Le président élu de la Colombie prévoit d'annuler une interdiction de forage qui maintenait la production sous les 750 000 barils par jour, offrant aux investisseurs une rare histoire de croissance pétrolière en Amérique latine.
Le président élu colombien Abelardo de la Espriella prévoit de lever l'interdiction de nouveaux permis de forage pétrolier, ce qui pourrait porter la production au-dessus d'un million de barils par jour et réduire un déficit budgétaire qui a dépassé 6 % du produit intérieur brut l'année dernière. Cet outsider conservateur de 47 ans, qui a reçu le soutien de Donald Trump, a battu le candidat de gauche Ivan Cepeda par moins d'un point de pourcentage lors du second tour du 21 juin.
« Le marché est très rassuré par la présence de Restrepo », a déclaré Nicolas Jaquier, gestionnaire de portefeuille obligataire sur les marchés émergents chez Ninety One, en référence au colistier de de la Espriella et ancien ministre des Finances Jose Manuel Restrepo.

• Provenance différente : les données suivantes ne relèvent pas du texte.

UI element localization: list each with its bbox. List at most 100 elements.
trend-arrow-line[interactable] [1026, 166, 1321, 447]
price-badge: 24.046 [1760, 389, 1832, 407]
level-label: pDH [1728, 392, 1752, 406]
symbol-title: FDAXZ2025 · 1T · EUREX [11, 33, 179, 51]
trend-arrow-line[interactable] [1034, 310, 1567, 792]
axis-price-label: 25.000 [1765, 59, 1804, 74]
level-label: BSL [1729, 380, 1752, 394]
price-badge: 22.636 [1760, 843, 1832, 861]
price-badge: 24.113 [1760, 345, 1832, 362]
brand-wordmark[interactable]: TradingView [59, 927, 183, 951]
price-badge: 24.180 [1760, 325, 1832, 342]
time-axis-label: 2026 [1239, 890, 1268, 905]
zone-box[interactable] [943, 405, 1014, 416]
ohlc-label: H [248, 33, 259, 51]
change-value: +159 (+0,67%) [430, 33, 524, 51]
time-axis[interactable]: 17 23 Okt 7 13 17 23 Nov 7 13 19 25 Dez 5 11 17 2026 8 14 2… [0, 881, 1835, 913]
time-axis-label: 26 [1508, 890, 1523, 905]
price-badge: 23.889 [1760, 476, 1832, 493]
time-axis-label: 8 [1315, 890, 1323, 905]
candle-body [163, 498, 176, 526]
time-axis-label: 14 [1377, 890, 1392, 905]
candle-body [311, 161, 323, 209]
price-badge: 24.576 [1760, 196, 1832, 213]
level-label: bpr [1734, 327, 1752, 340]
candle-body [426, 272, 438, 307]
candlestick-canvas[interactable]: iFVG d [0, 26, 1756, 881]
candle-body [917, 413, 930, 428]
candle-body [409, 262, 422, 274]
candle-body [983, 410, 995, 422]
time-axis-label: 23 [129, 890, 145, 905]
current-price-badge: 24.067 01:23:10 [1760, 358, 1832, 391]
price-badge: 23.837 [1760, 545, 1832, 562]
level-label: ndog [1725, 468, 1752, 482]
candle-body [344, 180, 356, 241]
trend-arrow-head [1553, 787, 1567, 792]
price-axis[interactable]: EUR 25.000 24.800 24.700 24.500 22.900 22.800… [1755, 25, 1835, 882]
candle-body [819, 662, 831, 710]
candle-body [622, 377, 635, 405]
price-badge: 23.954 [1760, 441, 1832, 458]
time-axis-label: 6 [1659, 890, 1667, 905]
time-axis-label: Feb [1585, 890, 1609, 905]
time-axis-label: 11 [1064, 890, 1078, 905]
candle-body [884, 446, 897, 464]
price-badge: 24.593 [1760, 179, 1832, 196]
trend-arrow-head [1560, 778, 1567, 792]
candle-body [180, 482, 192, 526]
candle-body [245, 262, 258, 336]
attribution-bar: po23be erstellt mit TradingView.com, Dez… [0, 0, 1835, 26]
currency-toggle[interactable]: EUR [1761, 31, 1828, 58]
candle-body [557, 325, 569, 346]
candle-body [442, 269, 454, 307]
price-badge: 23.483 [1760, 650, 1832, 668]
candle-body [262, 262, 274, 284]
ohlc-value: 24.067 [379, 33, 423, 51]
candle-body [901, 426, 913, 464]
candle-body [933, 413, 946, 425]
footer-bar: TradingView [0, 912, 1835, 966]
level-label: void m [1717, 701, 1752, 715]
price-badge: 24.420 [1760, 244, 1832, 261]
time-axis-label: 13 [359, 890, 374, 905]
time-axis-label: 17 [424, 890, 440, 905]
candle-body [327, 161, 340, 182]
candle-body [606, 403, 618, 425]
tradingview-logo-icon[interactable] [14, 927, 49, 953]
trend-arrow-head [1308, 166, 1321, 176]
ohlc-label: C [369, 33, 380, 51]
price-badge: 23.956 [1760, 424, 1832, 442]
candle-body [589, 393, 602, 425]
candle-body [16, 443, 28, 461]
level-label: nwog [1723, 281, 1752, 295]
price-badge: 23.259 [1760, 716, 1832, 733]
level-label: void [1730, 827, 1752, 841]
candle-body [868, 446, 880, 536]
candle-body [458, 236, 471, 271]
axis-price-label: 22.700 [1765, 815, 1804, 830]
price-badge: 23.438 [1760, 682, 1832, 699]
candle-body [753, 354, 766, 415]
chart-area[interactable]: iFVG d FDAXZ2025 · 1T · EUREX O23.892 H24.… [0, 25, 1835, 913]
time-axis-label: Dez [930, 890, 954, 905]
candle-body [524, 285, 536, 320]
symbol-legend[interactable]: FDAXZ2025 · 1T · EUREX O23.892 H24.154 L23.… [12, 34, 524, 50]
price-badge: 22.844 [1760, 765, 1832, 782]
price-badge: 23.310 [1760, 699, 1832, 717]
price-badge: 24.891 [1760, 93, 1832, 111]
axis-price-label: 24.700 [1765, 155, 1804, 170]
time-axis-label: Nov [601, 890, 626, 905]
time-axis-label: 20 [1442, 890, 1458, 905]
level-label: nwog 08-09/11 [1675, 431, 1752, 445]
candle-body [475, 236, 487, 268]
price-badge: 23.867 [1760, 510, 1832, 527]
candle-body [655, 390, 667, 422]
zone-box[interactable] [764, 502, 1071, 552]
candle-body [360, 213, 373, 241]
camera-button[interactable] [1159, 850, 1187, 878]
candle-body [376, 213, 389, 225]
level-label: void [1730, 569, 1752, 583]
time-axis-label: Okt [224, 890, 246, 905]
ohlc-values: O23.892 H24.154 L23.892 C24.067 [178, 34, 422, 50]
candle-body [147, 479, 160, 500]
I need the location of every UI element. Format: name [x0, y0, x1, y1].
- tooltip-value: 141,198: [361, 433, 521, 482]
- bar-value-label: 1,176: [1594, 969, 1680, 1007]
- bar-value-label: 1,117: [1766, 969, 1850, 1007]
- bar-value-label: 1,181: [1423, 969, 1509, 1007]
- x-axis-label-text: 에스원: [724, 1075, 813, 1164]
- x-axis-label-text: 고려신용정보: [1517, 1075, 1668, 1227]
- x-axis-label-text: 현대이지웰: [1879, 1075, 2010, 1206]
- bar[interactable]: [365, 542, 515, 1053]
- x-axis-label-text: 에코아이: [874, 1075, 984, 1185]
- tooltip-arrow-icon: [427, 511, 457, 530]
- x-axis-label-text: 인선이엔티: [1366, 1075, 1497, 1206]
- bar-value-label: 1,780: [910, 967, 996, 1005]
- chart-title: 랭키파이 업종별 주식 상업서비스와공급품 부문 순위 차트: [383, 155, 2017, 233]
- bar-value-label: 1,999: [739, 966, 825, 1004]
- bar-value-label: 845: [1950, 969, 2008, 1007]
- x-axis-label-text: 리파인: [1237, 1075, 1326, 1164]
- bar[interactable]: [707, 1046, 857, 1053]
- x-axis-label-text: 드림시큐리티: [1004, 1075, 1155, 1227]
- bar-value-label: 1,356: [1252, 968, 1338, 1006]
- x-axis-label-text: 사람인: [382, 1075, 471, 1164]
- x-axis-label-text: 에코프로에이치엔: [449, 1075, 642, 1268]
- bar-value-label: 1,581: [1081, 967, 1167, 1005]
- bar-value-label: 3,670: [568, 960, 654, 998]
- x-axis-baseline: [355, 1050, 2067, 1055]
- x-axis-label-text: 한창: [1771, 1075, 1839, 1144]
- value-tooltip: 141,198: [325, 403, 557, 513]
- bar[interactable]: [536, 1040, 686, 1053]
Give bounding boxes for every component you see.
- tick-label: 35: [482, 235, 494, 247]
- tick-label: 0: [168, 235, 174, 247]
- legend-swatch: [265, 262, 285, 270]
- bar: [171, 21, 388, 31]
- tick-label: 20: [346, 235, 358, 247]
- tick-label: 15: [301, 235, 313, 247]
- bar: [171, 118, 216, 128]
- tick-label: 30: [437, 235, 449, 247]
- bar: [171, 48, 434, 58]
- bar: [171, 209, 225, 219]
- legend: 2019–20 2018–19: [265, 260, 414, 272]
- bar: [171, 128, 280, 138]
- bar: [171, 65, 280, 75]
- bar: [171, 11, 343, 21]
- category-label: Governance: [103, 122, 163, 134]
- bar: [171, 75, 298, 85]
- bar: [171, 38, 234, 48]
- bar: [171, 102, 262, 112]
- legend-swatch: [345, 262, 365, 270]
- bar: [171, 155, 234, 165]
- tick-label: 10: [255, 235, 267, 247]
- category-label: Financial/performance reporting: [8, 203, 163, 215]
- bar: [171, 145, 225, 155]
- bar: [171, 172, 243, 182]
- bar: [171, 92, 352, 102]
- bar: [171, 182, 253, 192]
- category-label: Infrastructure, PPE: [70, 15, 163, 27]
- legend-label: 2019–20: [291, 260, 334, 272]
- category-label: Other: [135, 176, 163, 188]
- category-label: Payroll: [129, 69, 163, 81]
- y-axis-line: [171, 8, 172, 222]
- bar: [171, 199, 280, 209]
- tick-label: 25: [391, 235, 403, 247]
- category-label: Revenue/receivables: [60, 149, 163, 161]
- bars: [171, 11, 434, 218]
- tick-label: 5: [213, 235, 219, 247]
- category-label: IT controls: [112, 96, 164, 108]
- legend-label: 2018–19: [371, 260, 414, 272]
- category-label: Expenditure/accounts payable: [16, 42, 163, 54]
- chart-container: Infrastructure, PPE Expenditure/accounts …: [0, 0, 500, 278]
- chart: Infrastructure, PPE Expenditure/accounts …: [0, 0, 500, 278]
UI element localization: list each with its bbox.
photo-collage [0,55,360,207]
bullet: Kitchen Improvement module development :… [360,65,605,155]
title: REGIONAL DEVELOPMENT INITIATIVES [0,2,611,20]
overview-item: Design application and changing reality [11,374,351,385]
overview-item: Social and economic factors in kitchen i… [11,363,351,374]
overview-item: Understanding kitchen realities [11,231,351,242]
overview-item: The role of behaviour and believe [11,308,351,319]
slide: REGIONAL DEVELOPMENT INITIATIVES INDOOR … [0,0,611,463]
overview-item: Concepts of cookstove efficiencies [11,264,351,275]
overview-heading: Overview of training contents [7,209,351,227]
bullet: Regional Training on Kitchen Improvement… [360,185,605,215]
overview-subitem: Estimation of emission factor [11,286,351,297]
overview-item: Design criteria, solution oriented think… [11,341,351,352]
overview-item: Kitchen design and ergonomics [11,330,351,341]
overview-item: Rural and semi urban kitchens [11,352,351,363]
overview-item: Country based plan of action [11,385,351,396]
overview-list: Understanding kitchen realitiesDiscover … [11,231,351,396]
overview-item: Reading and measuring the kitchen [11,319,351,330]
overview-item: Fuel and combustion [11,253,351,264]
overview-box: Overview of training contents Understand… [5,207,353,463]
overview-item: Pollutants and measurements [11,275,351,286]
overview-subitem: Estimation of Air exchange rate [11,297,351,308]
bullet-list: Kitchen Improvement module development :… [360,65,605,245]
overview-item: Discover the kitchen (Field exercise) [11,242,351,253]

L'ETF Global X MSCI Colombia a bondi de 15 % depuis que de la Espriella a mené au premier tour du scrutin le 31 mai. Les rendements des obligations souveraines à 10 ans se sont resserrés de près de deux points de pourcentage, à environ 11,6 %, tandis que le peso s'est apprécié de 10 % face au dollar cette année, malgré les tensions budgétaires du pays.
La victoire étroite laisse de la Espriella avec un Congrès fragmenté où son parti, les Défenseurs de la Patrie, ne détient que cinq sièges, ce qui complique la consolidation budgétaire nécessaire à la stabilisation des finances publiques. Le président sortant Gustavo Petro a décrété une augmentation de 24 % du salaire minimum en janvier, ce qui aggravera un déficit budgétaire déjà supérieur à 6 % du PIB. Les charges d'intérêts consomment environ 20 % des recettes de l'État, et la banque centrale a relevé ses taux de deux points de pourcentage cette année, à 11,25 %, pour lutter contre une inflation supérieure à celle du Brésil.
La production pétrolière pourrait dépasser un million de barils par jour
L'administration Petro a bloqué les nouveaux permis de forage, maintenant la production pétrolière colombienne sous les 750 000 barils par jour. Les politiques pro-investissement de de la Espriella, y compris le potentiel développement de la fracturation hydraulique, pourraient porter la production au-dessus d'un million de barils, selon Paul Dmitriev, gestionnaire de portefeuille sur les marchés émergents chez Global X ETFs.
La guerre et l'instabilité dans le golfe Persique ont rendu l'Amérique latine plus attractive pour les investissements dans les hydrocarbures, a déclaré Alexandre Marc, chercheur senior à l'Institut Montaigne. « Les entreprises préféreront se tourner vers cette région, plus stable que le Moyen-Orient », a-t-il affirmé.
L'allié idéologique de de la Espriella, le président argentin Javier Milei, pousse également à une augmentation de la production pétrolière du gisement de schiste de Vaca Muerta. Le président brésilien de gauche Luiz Inácio Lula da Silva a lui aussi défié sa base pour encourager le forage offshore et l'exploration dans le bassin amazonien. Le virage à droite de la Colombie sous de la Espriella, après 30 ans de gouvernance centriste avant que Petro ne brise cette tendance, place le pays en contraste avec ses voisins, l'Argentine et le Venezuela, qui luttent contre des décennies de mauvaise gestion économique de gauche.
« Les institutions colombiennes ont pu résister au défi de Petro », a déclaré Benjamin Gedan, directeur du programme Amérique latine au Stimson Center. « Ce n'est en aucun cas un cas désespéré. »
Avec la banque centrale maintenant des taux d'intérêt réels au-dessus de 6 %, les investisseurs obligataires sont compensés pour le risque. La dette en monnaie locale des émetteurs souverains liquides corrélés au pétrole est rare, a déclaré Carlos de Sousa, stratège dette des marchés émergents chez Vontobel Asset Management. « Nous sommes surpondérés sur la Colombie », a-t-il indiqué.
De la Espriella prend ses fonctions le 7 août. L'ajustement budgétaire nécessaire — estimé entre 4 % et 5 % du PIB par Jaquier de Ninety One — mettra à l'épreuve la capacité de la nouvelle administration à répondre aux attentes du marché.
Cet article est fourni à titre d'information uniquement et ne constitue pas un conseil en investissement.